One evening he invited a few friends to watch a movie - a regular family-drama, on the larger-than-life screen in his house. The movie was an over-the-top Bollywood masala  and we watched the movie like friends do - opining on every aspect of the movie using our half-baked knowledge of the movie-world, taking jabs at the director, actors and everyone else. Throughout the movie, my friend stayed glued to the screen, never even once partaking in our digressions. And, he was crying unabashedly. Copious tears flowed even at the smallest emotional scene. We joked about it among ourselves, but he almost did not seem to notice us. The movie over, he washed his face, and was transformed back to the friend we knew, back to his former self - funny, and yet without much sign of emotion.

Much later, his father, who he loved dearly, passed away.

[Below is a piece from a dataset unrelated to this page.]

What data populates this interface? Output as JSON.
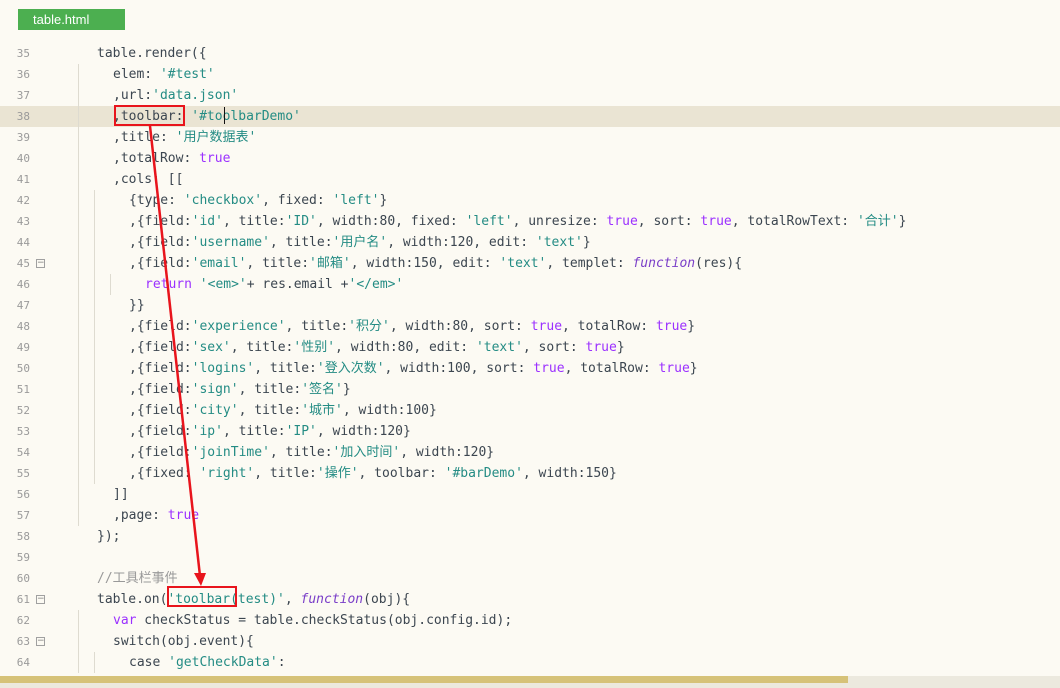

My friend did not show any pain or emotion, though everyone knew how much he felt the loss. When I met him a few weeks later over coffee and compared the two situations, the movie and his father’s demise, and asked him why he did not cry or express any emotion in the latter, while the movie had made him cry uncontrollably. He answered spontaneously, “It is because life does not have background music.” He also admitted that he was himself only when he watched movies - it transported him but also allowed him to be himself.

I thought much about what my friend had said, and realized one thing. The embellishments of communications are necessary to transport the audience to an experience of the Brand. Our relationships with different people and things force us to behave in different ways, so much so that we often mask our real selves. And it takes the background score of communication to make us 'see' our true selves better. Good communication from any source actually helps one communicate with oneself better and is like communion with oneself.